Step One: Examine the Thinker

How do we escape our “insanity” and realize our true sense of Being?

Here’s an awesome practice that Tolle describes in his book. It’s called, “examine the thinker” and is a mental-visual practice wherein you take an out-of-body perspective on your thoughts and observe how your mind is thinking, judging, and critiquing.

Here’s how you can do it:

  • Envision yourself as having a higher consciousness, one that resides outside of the confines of your own head. Imagine your true Self not as a body, but a concentrated energy. Imagine your true Self as existing above and beyond your head and mind, where your thought processes occur.
  • Literally imagine the workings of your mind and thoughts as, although occurring within your body, a separate entity that can be observed, just like how you listen to and feel your heartbeat. Feel your heartbeat. Feel the tool, the organ, within your chest at work. Watch it. Listen to it.
  • Take the same perspective with your thoughts, imagining your mind as a powerful tool but a tool no different than your skin, your lungs, your heart. Observe your thoughts as you look at your fingers move… for your thoughts are not “You”, they belong to you and they are there for your use like any other tool.
  • Breathe. Focus. Imagine your true Being escaping the confines of your head. Look down upon your body and observe the thoughts, the incessant narrator within, that is rambling on and on and on… What is it thinking?

Examining the thinker is a fascinating practice that helps you imagine your mind as a part of you, but not “who you are.”

What is “the thinker” thinking, and why?

Step Two: Hold a Conversation Between You and Yourself

Here’s another simple practice to help you understand the difference between You and Your Self: the “insane” dichotomy that most people live throughout their lives without ever realizing it.

Have a short conversation where you list, side-by-side, differences in your “wants” and “needs” according to (a) the natural and glorious Truth of your Being — your pure, realized essence — and (b) your sense of Self, the contrived imagine of “Who I Am”.
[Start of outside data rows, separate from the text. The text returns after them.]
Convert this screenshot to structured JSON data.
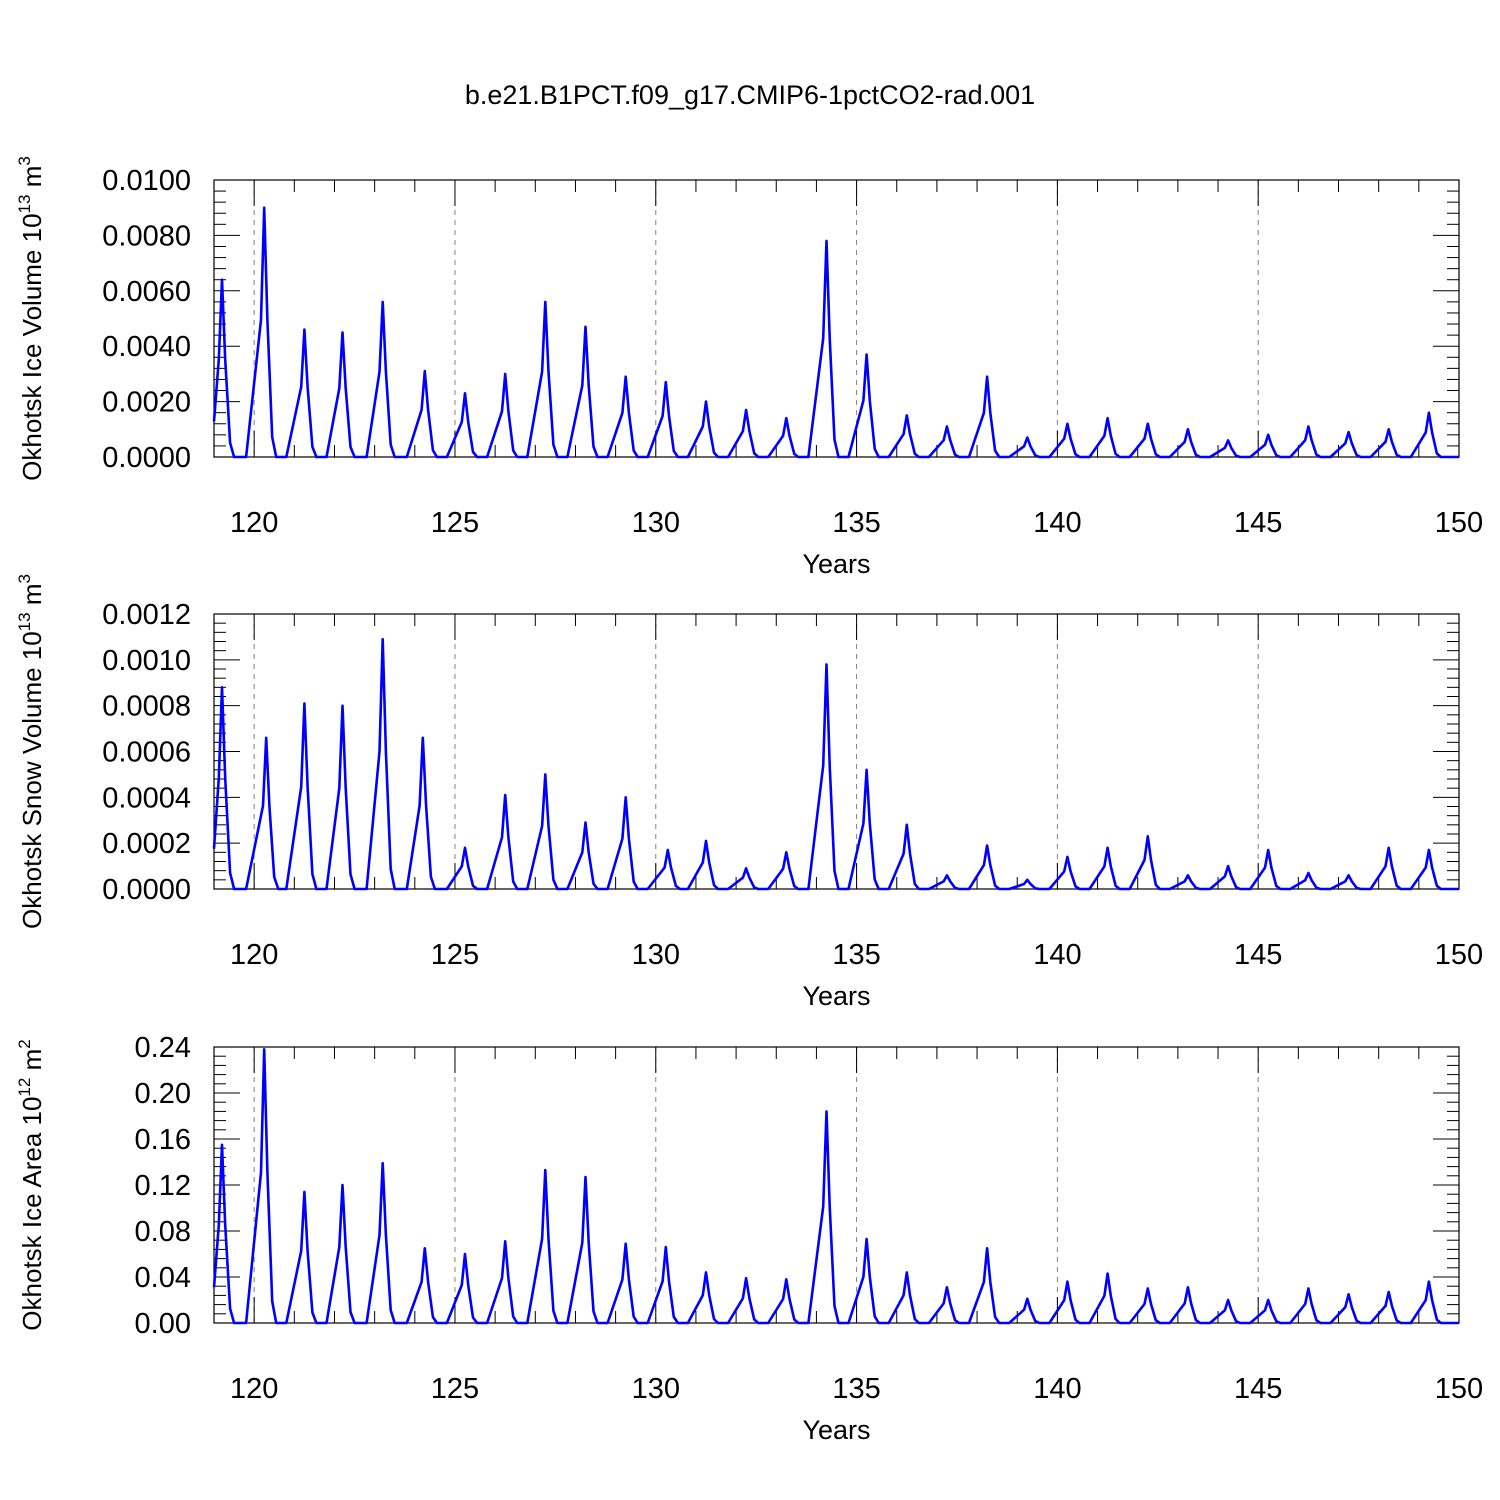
{
  "title": "b.e21.B1PCT.f09_g17.CMIP6-1pctCO2-rad.001",
  "colors": {
    "series": "#0000ff",
    "axis": "#000000",
    "grid": "#808080"
  },
  "chart_data": [
    {
      "type": "line",
      "ylabel": "Okhotsk Ice Volume",
      "yunit": "10",
      "yunit_exp": "13",
      "yunit_suffix": "m",
      "yunit_suffix_exp": "3",
      "xlabel": "Years",
      "xlim": [
        119.0,
        150.0
      ],
      "ylim": [
        0,
        0.01
      ],
      "x_ticks": [
        "120",
        "125",
        "130",
        "135",
        "140",
        "145",
        "150"
      ],
      "y_ticks": [
        "0.0000",
        "0.0020",
        "0.0040",
        "0.0060",
        "0.0080",
        "0.0100"
      ],
      "grid": "vertical dashed at major x ticks",
      "peaks": [
        {
          "x": 119.2,
          "y": 0.0064
        },
        {
          "x": 120.25,
          "y": 0.009
        },
        {
          "x": 121.25,
          "y": 0.0046
        },
        {
          "x": 122.2,
          "y": 0.0045
        },
        {
          "x": 123.2,
          "y": 0.0056
        },
        {
          "x": 124.25,
          "y": 0.0031
        },
        {
          "x": 125.25,
          "y": 0.0023
        },
        {
          "x": 126.25,
          "y": 0.003
        },
        {
          "x": 127.25,
          "y": 0.0056
        },
        {
          "x": 128.25,
          "y": 0.0047
        },
        {
          "x": 129.25,
          "y": 0.0029
        },
        {
          "x": 130.25,
          "y": 0.0027
        },
        {
          "x": 131.25,
          "y": 0.002
        },
        {
          "x": 132.25,
          "y": 0.0017
        },
        {
          "x": 133.25,
          "y": 0.0014
        },
        {
          "x": 134.25,
          "y": 0.0078
        },
        {
          "x": 135.25,
          "y": 0.0037
        },
        {
          "x": 136.25,
          "y": 0.0015
        },
        {
          "x": 137.25,
          "y": 0.0011
        },
        {
          "x": 138.25,
          "y": 0.0029
        },
        {
          "x": 139.25,
          "y": 0.0007
        },
        {
          "x": 140.25,
          "y": 0.0012
        },
        {
          "x": 141.25,
          "y": 0.0014
        },
        {
          "x": 142.25,
          "y": 0.0012
        },
        {
          "x": 143.25,
          "y": 0.001
        },
        {
          "x": 144.25,
          "y": 0.0006
        },
        {
          "x": 145.25,
          "y": 0.0008
        },
        {
          "x": 146.25,
          "y": 0.0011
        },
        {
          "x": 147.25,
          "y": 0.0009
        },
        {
          "x": 148.25,
          "y": 0.001
        },
        {
          "x": 149.25,
          "y": 0.0016
        }
      ]
    },
    {
      "type": "line",
      "ylabel": "Okhotsk Snow Volume",
      "yunit": "10",
      "yunit_exp": "13",
      "yunit_suffix": "m",
      "yunit_suffix_exp": "3",
      "xlabel": "Years",
      "xlim": [
        119.0,
        150.0
      ],
      "ylim": [
        0,
        0.0012
      ],
      "x_ticks": [
        "120",
        "125",
        "130",
        "135",
        "140",
        "145",
        "150"
      ],
      "y_ticks": [
        "0.0000",
        "0.0002",
        "0.0004",
        "0.0006",
        "0.0008",
        "0.0010",
        "0.0012"
      ],
      "grid": "vertical dashed at major x ticks",
      "peaks": [
        {
          "x": 119.2,
          "y": 0.00088
        },
        {
          "x": 120.3,
          "y": 0.00066
        },
        {
          "x": 121.25,
          "y": 0.00081
        },
        {
          "x": 122.2,
          "y": 0.0008
        },
        {
          "x": 123.2,
          "y": 0.00109
        },
        {
          "x": 124.2,
          "y": 0.00066
        },
        {
          "x": 125.25,
          "y": 0.00018
        },
        {
          "x": 126.25,
          "y": 0.00041
        },
        {
          "x": 127.25,
          "y": 0.0005
        },
        {
          "x": 128.25,
          "y": 0.00029
        },
        {
          "x": 129.25,
          "y": 0.0004
        },
        {
          "x": 130.3,
          "y": 0.00017
        },
        {
          "x": 131.25,
          "y": 0.00021
        },
        {
          "x": 132.25,
          "y": 9e-05
        },
        {
          "x": 133.25,
          "y": 0.00016
        },
        {
          "x": 134.25,
          "y": 0.00098
        },
        {
          "x": 135.25,
          "y": 0.00052
        },
        {
          "x": 136.25,
          "y": 0.00028
        },
        {
          "x": 137.25,
          "y": 6e-05
        },
        {
          "x": 138.25,
          "y": 0.00019
        },
        {
          "x": 139.25,
          "y": 4e-05
        },
        {
          "x": 140.25,
          "y": 0.00014
        },
        {
          "x": 141.25,
          "y": 0.00018
        },
        {
          "x": 142.25,
          "y": 0.00023
        },
        {
          "x": 143.25,
          "y": 6e-05
        },
        {
          "x": 144.25,
          "y": 0.0001
        },
        {
          "x": 145.25,
          "y": 0.00017
        },
        {
          "x": 146.25,
          "y": 7e-05
        },
        {
          "x": 147.25,
          "y": 6e-05
        },
        {
          "x": 148.25,
          "y": 0.00018
        },
        {
          "x": 149.25,
          "y": 0.00017
        }
      ]
    },
    {
      "type": "line",
      "ylabel": "Okhotsk Ice Area",
      "yunit": "10",
      "yunit_exp": "12",
      "yunit_suffix": "m",
      "yunit_suffix_exp": "2",
      "xlabel": "Years",
      "xlim": [
        119.0,
        150.0
      ],
      "ylim": [
        0,
        0.24
      ],
      "x_ticks": [
        "120",
        "125",
        "130",
        "135",
        "140",
        "145",
        "150"
      ],
      "y_ticks": [
        "0.00",
        "0.04",
        "0.08",
        "0.12",
        "0.16",
        "0.20",
        "0.24"
      ],
      "grid": "vertical dashed at major x ticks",
      "peaks": [
        {
          "x": 119.2,
          "y": 0.155
        },
        {
          "x": 120.25,
          "y": 0.238
        },
        {
          "x": 121.25,
          "y": 0.114
        },
        {
          "x": 122.2,
          "y": 0.12
        },
        {
          "x": 123.2,
          "y": 0.139
        },
        {
          "x": 124.25,
          "y": 0.065
        },
        {
          "x": 125.25,
          "y": 0.06
        },
        {
          "x": 126.25,
          "y": 0.071
        },
        {
          "x": 127.25,
          "y": 0.133
        },
        {
          "x": 128.25,
          "y": 0.127
        },
        {
          "x": 129.25,
          "y": 0.069
        },
        {
          "x": 130.25,
          "y": 0.066
        },
        {
          "x": 131.25,
          "y": 0.044
        },
        {
          "x": 132.25,
          "y": 0.039
        },
        {
          "x": 133.25,
          "y": 0.038
        },
        {
          "x": 134.25,
          "y": 0.184
        },
        {
          "x": 135.25,
          "y": 0.073
        },
        {
          "x": 136.25,
          "y": 0.044
        },
        {
          "x": 137.25,
          "y": 0.031
        },
        {
          "x": 138.25,
          "y": 0.065
        },
        {
          "x": 139.25,
          "y": 0.021
        },
        {
          "x": 140.25,
          "y": 0.036
        },
        {
          "x": 141.25,
          "y": 0.043
        },
        {
          "x": 142.25,
          "y": 0.03
        },
        {
          "x": 143.25,
          "y": 0.031
        },
        {
          "x": 144.25,
          "y": 0.02
        },
        {
          "x": 145.25,
          "y": 0.02
        },
        {
          "x": 146.25,
          "y": 0.03
        },
        {
          "x": 147.25,
          "y": 0.025
        },
        {
          "x": 148.25,
          "y": 0.027
        },
        {
          "x": 149.25,
          "y": 0.036
        }
      ]
    }
  ]
}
Here is my own conversation. The plain text is my ego talking, and the italicized text next to it is my truer self:

Ego / Truth

I wish I could give you all the answers. / But I understand that the only answer is that there isn’t one.
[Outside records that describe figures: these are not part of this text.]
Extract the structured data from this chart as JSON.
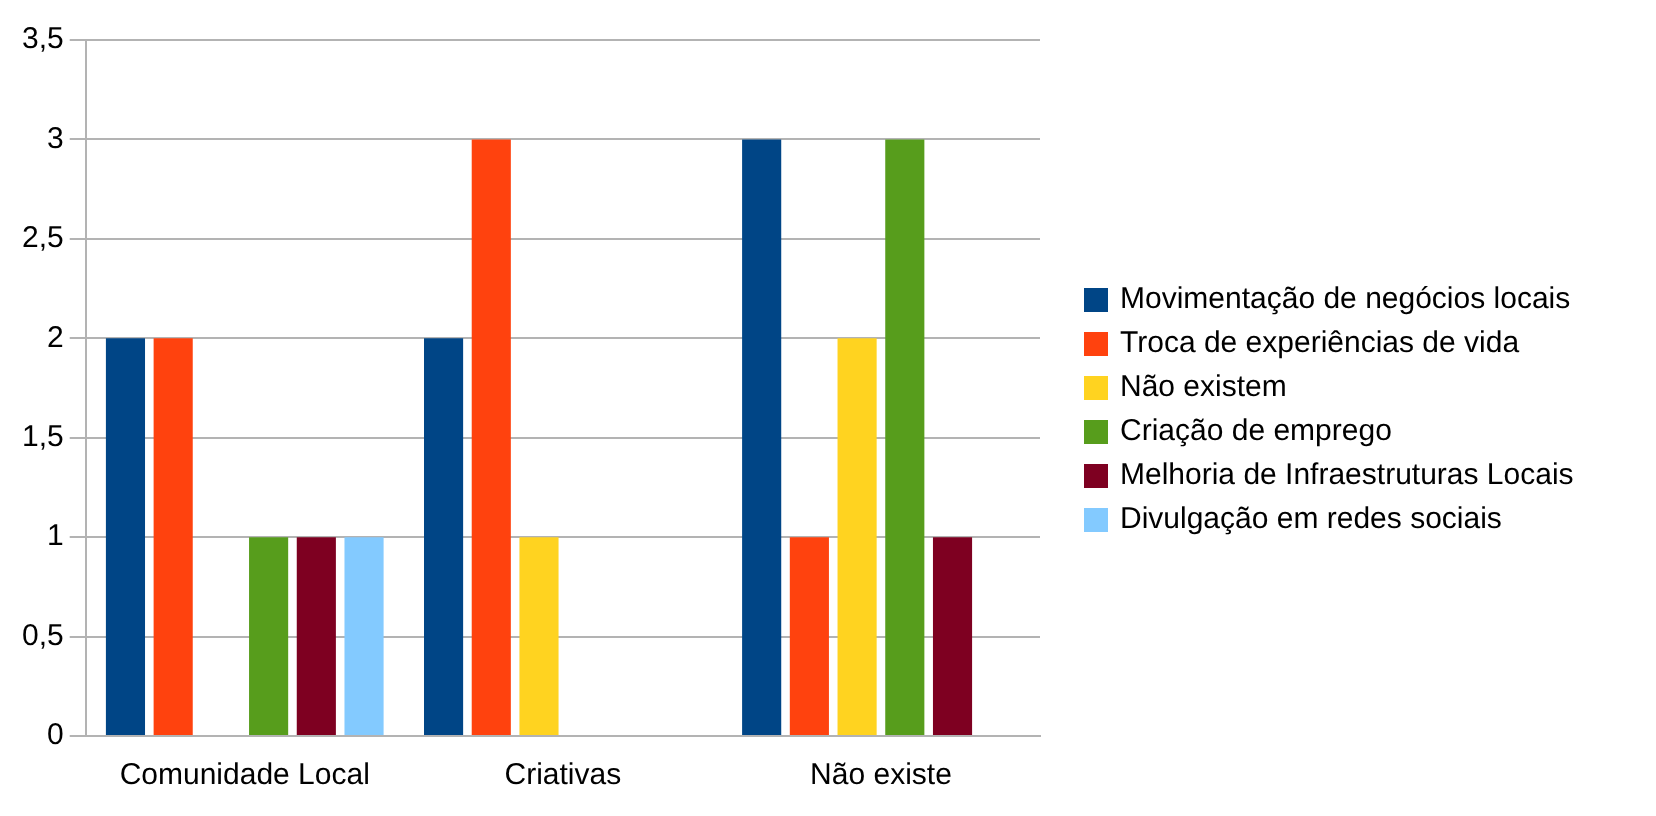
{
  "chart_data": {
    "type": "bar",
    "categories": [
      "Comunidade Local",
      "Criativas",
      "Não existe"
    ],
    "series": [
      {
        "name": "Movimentação de negócios locais",
        "color": "#004586",
        "values": [
          2,
          2,
          3
        ]
      },
      {
        "name": "Troca de experiências de vida",
        "color": "#ff420e",
        "values": [
          2,
          3,
          1
        ]
      },
      {
        "name": "Não existem",
        "color": "#ffd320",
        "values": [
          0,
          1,
          2
        ]
      },
      {
        "name": "Criação de emprego",
        "color": "#579d1c",
        "values": [
          1,
          0,
          3
        ]
      },
      {
        "name": "Melhoria de Infraestruturas Locais",
        "color": "#7e0021",
        "values": [
          1,
          0,
          1
        ]
      },
      {
        "name": "Divulgação em redes sociais",
        "color": "#83caff",
        "values": [
          1,
          0,
          0
        ]
      }
    ],
    "ylim": [
      0,
      3.5
    ],
    "yticks": [
      0,
      {
        "value": 0.5,
        "label": "0,5"
      },
      1,
      {
        "value": 1.5,
        "label": "1,5"
      },
      2,
      {
        "value": 2.5,
        "label": "2,5"
      },
      3,
      {
        "value": 3.5,
        "label": "3,5"
      }
    ],
    "grid": "y",
    "legend": "right"
  }
}
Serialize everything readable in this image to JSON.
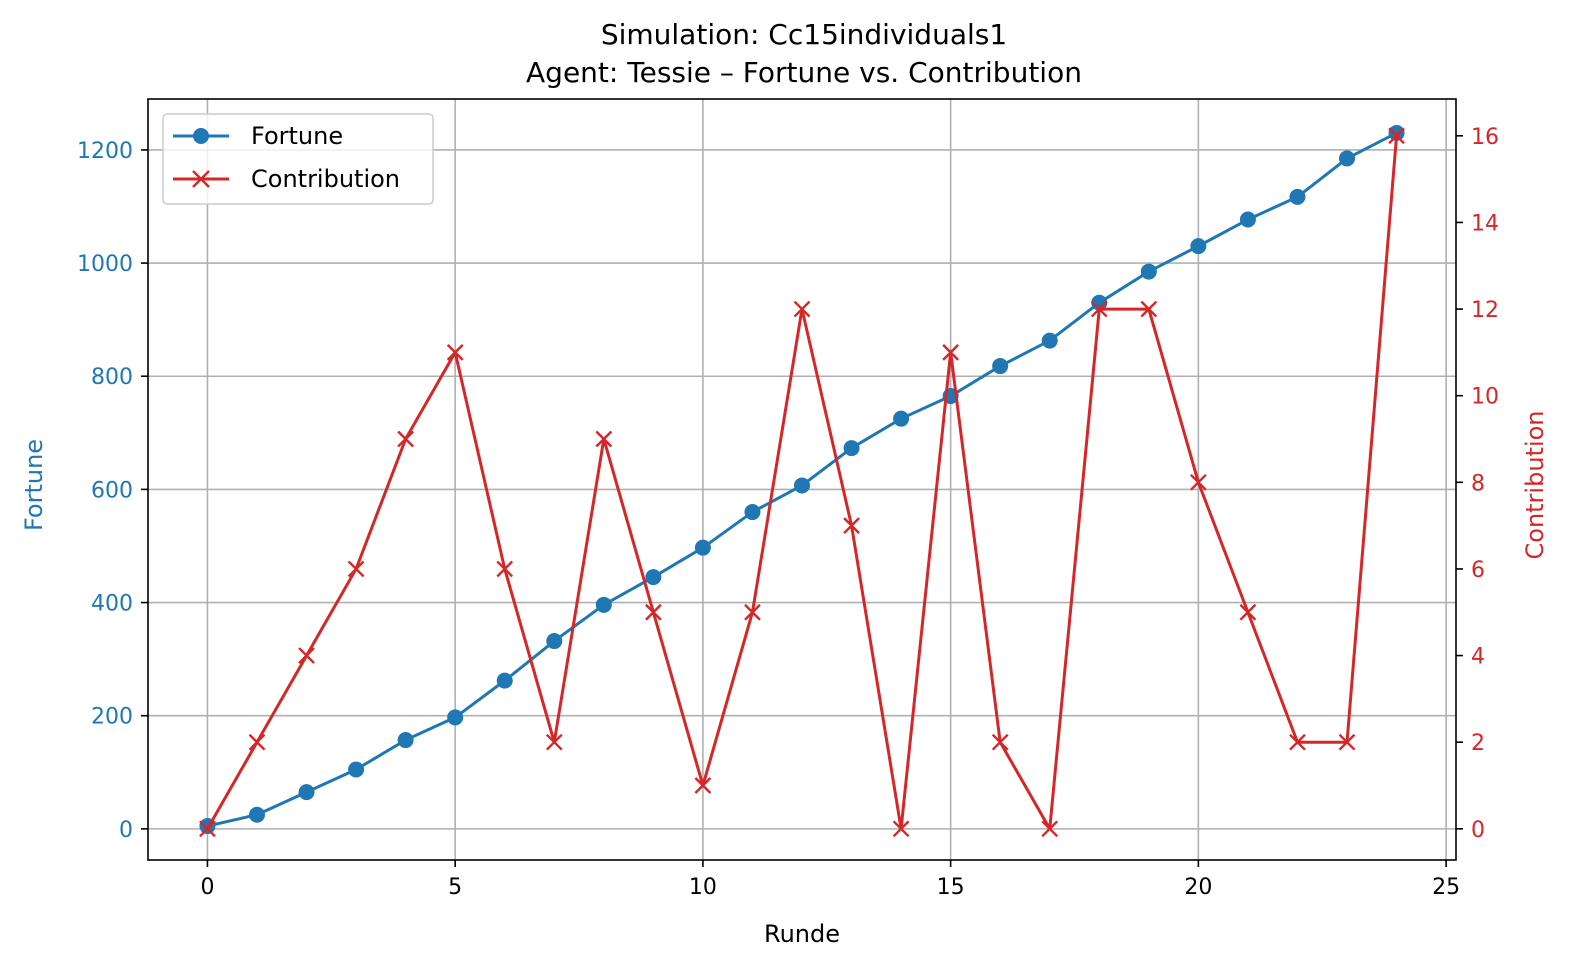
{
  "chart_data": {
    "type": "line",
    "title_line1": "Simulation: Cc15individuals1",
    "title_line2": "Agent: Tessie – Fortune vs. Contribution",
    "xlabel": "Runde",
    "ylabel_left": "Fortune",
    "ylabel_right": "Contribution",
    "xlim": [
      -1.2,
      25.2
    ],
    "ylim_left": [
      -55,
      1290
    ],
    "ylim_right": [
      -0.72,
      16.85
    ],
    "x_ticks": [
      0,
      5,
      10,
      15,
      20,
      25
    ],
    "y_left_ticks": [
      0,
      200,
      400,
      600,
      800,
      1000,
      1200
    ],
    "y_right_ticks": [
      0,
      2,
      4,
      6,
      8,
      10,
      12,
      14,
      16
    ],
    "grid": true,
    "legend_position": "upper-left",
    "x": [
      0,
      1,
      2,
      3,
      4,
      5,
      6,
      7,
      8,
      9,
      10,
      11,
      12,
      13,
      14,
      15,
      16,
      17,
      18,
      19,
      20,
      21,
      22,
      23,
      24
    ],
    "series": [
      {
        "name": "Fortune",
        "axis": "left",
        "color": "#1f77b4",
        "marker": "circle",
        "values": [
          5,
          25,
          65,
          105,
          157,
          197,
          262,
          332,
          396,
          445,
          497,
          560,
          607,
          673,
          725,
          765,
          818,
          863,
          930,
          985,
          1030,
          1077,
          1117,
          1185,
          1230
        ]
      },
      {
        "name": "Contribution",
        "axis": "right",
        "color": "#d62728",
        "marker": "x",
        "values": [
          0,
          2,
          4,
          6,
          9,
          11,
          6,
          2,
          9,
          5,
          1,
          5,
          12,
          7,
          0,
          11,
          2,
          0,
          12,
          12,
          8,
          5,
          2,
          2,
          16
        ]
      }
    ]
  }
}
I wish I knew all of life’s the secrets. / Deep down, I’m thankful that such could never be the case.

I want them to like me. / But eventually, I know, that my success depends on their leaving me behind.
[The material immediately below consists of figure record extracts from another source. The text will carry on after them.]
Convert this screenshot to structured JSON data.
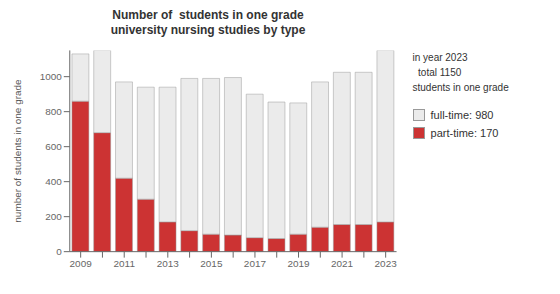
{
  "chart_data": {
    "type": "bar",
    "stacked": true,
    "title": "Number of  students in one grade\nuniversity nursing studies by type",
    "ylabel": "number of students in one grade",
    "categories": [
      "2009",
      null,
      "2011",
      null,
      "2013",
      null,
      "2015",
      null,
      "2017",
      null,
      "2019",
      null,
      "2021",
      null,
      "2023"
    ],
    "series": [
      {
        "name": "part-time: 170",
        "color": "#cc3333",
        "values": [
          860,
          680,
          420,
          300,
          170,
          120,
          100,
          95,
          80,
          75,
          100,
          140,
          155,
          155,
          170
        ]
      },
      {
        "name": "full-time: 980",
        "color": "#ebebeb",
        "values": [
          270,
          470,
          550,
          640,
          770,
          870,
          890,
          900,
          820,
          780,
          750,
          830,
          870,
          870,
          980
        ]
      }
    ],
    "ylim": [
      0,
      1150
    ],
    "yticks": [
      0,
      200,
      400,
      600,
      800,
      1000
    ],
    "grid": false,
    "legend": "right",
    "annotations": [
      "in year 2023\n  total 1150\nstudents in one grade"
    ]
  }
}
I daydream of the curtain dropping to reveal 50,000 cheers, bursts of fireworks and guitars blaring. / But instead I strum letters into refrains by the cluster, nodding my head to the tune of tapping keystrokes.

The more you let go, the more you understand. / Because the more I think I “know”, the less confident I am in any of it.

I know. / I understand.

Speak. / Listen.

Get loud. / Become quiet.

Lead them, because you’re the one. / Lead them, because you are all One.

So, what does the conversation between You and Your Self sound like?